Only a few months into a relationship with Linux-powered PCs, Wal-Mart is pulling the plug on the products.
The retail giant has sold out its stock of Linux-driven and price-friendly Everex Green gPC systems, and says it won’t be restocking its shelves with replacements — although several models can be found on Walmart.com.
So, why did the Linux-powered product fail at the self-proclaimed “low-price leader?”
Not an In-Store Customer Choice
Wal-Mart doesn’t have any definitive answers. “We definitely understand some people like this system, and that it’s a great alternative, and that’s why we still have it online,” Wal-Mart spokesperson Melissa O’Brien told LinuxInsider. “We felt there was certainly a market for their products, but we did not see the products’ popularity go over well in the fall in our stores. Our stores’ customers vote with their purchase decisions. While it does seem to be a product that consumers may be looking for online, our customers in the stores didn’t seem that interested in the product.”
Analysts pointed to the bottom line as the reason the in-store Linux experiment failed.
“They say they sold the inventory, but clearly not very fast, because they didn’t reorder,” Roger Kay, principal analyst at Endpoint Technologies, told LinuxInsider.
The product was aimed at the right audience, he said. “Theoretically, they’re targeting neophytes — unsophisticated users.”
Those are the customers who are shopping at the lower end of the product spectrum, Kay noted.”They wanted a low price point.”
No Monitor, No Purchase?
However, price-conscious consumers looking for an entry-level system want an entire system, Kay said, noting that the low-priced Linux-powered unit was not sold with a monitor.
“If you go in the store and need a monitor, they’ll sell you one, but when they put their circular in the newspaper, they put the [price in large print],” he commented, adding that the same ad mentions — in much smaller print — that monitors were sold separately.
“They’re trying to generate traffic,” Kay pointed out. “Obviously, it wasn’t working well because they didn’t reorder.”
The decision not to bundle monitors with the systems was Everex’s, not the retailer’s, O’Brien.

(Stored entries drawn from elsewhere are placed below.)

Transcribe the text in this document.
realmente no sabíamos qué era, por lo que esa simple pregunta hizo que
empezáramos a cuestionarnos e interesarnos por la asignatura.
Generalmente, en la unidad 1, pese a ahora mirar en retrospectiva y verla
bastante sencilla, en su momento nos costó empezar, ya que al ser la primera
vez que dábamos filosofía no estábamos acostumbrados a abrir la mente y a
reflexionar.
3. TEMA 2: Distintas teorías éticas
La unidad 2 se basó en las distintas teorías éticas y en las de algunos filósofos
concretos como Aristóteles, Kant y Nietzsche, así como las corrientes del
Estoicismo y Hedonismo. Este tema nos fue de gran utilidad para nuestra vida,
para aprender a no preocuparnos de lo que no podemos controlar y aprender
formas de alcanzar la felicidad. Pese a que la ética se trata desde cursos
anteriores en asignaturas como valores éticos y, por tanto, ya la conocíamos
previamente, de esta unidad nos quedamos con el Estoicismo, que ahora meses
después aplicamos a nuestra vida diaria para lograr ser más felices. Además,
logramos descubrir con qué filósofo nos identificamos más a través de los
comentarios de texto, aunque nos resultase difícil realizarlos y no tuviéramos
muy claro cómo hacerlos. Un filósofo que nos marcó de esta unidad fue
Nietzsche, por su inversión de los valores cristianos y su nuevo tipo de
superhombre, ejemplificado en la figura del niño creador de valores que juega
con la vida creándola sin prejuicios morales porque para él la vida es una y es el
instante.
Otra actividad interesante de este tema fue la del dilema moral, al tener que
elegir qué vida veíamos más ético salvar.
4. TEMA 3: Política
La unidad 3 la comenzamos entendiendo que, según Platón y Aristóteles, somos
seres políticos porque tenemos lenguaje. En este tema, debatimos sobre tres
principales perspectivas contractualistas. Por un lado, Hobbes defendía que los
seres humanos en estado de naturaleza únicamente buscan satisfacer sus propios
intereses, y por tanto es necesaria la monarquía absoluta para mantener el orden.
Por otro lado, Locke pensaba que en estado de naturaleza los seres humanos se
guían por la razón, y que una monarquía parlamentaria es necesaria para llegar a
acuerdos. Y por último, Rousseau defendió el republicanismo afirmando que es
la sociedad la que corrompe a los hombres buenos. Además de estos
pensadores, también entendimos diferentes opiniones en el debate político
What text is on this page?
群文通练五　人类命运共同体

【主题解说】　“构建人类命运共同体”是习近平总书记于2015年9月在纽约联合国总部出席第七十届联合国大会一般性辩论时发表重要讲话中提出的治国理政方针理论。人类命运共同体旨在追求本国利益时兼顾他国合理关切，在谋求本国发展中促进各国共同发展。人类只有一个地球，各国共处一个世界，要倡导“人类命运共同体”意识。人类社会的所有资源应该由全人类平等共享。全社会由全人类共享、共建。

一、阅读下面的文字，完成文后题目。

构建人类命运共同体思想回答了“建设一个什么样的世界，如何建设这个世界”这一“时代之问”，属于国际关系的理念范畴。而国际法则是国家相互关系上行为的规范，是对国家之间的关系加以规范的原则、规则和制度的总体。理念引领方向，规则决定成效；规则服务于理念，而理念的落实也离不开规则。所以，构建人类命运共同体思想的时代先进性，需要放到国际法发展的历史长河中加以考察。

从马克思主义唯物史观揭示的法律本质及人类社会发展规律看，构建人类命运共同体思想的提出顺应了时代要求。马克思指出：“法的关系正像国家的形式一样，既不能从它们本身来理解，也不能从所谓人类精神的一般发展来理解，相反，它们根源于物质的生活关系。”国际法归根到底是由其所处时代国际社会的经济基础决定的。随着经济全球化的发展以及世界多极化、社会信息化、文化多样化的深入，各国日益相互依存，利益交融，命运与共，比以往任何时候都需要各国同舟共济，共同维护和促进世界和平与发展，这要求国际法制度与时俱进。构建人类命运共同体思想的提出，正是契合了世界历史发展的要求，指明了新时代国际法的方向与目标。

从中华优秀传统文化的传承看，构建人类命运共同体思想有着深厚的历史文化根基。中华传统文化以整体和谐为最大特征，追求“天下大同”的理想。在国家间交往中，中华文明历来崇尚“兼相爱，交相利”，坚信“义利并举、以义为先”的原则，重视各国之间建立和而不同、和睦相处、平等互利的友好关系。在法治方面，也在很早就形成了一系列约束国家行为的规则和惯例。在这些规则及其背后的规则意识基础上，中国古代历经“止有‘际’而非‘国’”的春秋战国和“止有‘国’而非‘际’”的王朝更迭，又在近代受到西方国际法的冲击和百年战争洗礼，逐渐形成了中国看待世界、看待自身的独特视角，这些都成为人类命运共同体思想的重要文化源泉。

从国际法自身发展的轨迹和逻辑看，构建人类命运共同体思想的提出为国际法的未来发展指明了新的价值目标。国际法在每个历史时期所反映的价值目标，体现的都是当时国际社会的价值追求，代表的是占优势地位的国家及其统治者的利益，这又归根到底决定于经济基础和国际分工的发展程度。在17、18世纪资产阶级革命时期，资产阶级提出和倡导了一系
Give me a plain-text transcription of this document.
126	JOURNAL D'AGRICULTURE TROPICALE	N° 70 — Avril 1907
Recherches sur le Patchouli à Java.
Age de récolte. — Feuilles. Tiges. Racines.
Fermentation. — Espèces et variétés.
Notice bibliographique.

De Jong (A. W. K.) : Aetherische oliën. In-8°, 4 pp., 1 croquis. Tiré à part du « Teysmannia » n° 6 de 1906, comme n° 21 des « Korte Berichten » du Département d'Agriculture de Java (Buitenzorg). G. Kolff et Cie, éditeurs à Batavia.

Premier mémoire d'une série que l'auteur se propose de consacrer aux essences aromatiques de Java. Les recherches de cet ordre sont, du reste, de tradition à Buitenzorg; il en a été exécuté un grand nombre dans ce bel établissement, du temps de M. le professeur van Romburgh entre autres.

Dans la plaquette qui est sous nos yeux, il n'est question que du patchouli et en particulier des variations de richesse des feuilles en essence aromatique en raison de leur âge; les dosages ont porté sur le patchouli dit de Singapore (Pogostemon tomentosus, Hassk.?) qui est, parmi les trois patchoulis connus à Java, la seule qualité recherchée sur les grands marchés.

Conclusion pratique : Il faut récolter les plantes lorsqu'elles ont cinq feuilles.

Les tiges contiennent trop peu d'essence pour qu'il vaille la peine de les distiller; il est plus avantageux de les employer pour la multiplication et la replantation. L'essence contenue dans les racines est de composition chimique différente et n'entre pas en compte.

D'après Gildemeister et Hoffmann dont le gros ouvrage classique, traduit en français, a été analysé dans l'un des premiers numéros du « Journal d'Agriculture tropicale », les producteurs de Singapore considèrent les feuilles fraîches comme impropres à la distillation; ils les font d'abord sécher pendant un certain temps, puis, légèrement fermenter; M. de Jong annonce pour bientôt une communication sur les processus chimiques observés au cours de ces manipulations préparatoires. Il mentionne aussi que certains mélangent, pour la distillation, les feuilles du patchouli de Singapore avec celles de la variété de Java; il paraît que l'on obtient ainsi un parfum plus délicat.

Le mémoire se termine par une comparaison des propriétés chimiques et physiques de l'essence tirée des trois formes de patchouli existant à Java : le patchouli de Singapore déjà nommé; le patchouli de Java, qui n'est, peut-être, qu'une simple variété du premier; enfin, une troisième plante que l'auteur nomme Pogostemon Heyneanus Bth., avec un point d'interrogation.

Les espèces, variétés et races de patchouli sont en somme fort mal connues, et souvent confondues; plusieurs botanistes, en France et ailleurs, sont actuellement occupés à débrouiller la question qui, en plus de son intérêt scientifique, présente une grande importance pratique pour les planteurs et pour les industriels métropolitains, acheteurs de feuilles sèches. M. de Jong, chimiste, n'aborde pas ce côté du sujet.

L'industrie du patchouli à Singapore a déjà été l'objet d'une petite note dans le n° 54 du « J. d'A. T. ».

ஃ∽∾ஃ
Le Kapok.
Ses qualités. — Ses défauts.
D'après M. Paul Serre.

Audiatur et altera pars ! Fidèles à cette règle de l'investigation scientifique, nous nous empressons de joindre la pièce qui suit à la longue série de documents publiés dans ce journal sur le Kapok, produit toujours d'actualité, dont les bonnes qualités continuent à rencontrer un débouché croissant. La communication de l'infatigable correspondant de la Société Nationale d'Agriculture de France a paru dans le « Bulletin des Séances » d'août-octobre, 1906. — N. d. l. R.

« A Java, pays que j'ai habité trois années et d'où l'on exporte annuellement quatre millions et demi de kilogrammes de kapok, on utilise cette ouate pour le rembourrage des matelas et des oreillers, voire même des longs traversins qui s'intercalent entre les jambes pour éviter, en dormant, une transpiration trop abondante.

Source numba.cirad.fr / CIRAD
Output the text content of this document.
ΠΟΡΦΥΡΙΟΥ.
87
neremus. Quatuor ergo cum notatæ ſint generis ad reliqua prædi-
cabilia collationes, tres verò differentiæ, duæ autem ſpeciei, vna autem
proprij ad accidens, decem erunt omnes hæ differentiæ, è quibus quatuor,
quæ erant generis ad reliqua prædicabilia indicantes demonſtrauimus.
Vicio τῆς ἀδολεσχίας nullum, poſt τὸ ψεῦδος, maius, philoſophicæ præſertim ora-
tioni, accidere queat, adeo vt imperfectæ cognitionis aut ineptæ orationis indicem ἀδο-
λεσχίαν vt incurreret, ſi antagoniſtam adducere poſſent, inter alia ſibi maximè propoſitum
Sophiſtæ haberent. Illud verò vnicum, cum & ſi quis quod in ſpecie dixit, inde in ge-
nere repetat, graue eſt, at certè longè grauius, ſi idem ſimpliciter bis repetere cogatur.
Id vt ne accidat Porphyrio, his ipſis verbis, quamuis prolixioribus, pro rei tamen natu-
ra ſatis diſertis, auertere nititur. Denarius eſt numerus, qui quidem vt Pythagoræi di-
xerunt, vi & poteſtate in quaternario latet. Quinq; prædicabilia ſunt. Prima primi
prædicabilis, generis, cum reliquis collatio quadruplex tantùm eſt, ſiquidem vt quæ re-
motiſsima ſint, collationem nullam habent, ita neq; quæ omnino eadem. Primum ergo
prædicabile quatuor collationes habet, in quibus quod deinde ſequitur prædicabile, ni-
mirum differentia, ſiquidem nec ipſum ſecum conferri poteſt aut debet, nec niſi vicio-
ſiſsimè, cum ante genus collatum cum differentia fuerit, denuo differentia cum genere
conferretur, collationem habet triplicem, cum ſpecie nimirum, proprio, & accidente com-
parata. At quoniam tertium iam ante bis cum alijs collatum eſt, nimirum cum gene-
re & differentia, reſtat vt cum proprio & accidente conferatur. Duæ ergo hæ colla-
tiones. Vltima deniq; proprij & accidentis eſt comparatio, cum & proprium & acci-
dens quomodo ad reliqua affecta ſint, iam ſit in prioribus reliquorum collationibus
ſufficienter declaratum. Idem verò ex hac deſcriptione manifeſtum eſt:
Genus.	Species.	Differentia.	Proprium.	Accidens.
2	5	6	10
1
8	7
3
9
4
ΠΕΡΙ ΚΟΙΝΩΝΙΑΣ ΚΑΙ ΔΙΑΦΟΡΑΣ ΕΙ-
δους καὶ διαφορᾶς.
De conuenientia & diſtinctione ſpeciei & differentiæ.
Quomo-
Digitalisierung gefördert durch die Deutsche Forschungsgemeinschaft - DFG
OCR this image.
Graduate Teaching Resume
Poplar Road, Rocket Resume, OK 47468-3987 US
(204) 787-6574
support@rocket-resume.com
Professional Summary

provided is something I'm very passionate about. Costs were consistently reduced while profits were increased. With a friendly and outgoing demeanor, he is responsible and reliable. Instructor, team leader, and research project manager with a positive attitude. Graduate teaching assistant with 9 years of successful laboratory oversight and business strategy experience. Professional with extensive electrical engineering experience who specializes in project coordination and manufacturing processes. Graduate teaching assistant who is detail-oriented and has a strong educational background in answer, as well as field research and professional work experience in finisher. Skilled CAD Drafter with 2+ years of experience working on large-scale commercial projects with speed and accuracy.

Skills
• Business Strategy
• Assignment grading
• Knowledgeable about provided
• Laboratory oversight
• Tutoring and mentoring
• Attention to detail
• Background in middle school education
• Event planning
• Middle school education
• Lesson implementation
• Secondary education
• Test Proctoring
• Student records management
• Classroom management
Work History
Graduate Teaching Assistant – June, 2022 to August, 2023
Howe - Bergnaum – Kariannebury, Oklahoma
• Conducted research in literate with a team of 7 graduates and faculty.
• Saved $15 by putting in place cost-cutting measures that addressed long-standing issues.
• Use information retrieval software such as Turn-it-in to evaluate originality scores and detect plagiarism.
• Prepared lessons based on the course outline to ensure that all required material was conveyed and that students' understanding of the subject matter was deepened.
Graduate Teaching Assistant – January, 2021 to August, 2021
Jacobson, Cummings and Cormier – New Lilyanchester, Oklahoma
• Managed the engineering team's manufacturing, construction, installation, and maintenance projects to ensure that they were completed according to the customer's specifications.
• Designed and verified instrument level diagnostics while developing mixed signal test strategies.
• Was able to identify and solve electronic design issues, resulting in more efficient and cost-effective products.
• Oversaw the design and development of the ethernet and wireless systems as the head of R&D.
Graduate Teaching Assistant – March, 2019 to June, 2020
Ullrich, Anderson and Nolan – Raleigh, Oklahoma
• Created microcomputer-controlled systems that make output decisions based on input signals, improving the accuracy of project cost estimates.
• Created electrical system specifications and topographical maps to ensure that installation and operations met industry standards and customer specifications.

Wal-Mart tried selling the Green gPCs in about 600 stores across the U.S. beginning in October, although the product was available before that on the company’s Web site.
“If it sells, I’m sure Wal-Mart might keep it,” Burton Group analyst Anne Thomas Manes told LinuxInsider. “My other guess is Wal-Mart’s not making enough profit on it.”
System Outside the Mainstream?
That some consumers might not be familiar with Linux systems could have played a role in the failure of the experiment, Manes said.
“They were targeting the general population with this, and you’re looking for something really cheap that will get you on the Internet,” she added. “It’s a Linux machine that will run a lot of the open source technologies out there, but it’s possible the people buying them are not the most sophisticated users.
“Linux is not quite as intuitive as Windows or Mac. Even if they’ve done a really nice job of building the user interface, my guess is people look at it and don’t know what it is, so they run away,” Manes noted.
Kay agreed. “One of the promises is Linux could be a simpler experience for the end user, but I think the reality is it’s not. Windows is big and complicated, but there are still a lot of people familiar with it, whereas there aren’t a lot of people familiar with Linux. It’s still not mainstream, and I think that’s what [Wal-Mart’s test run end] really says.”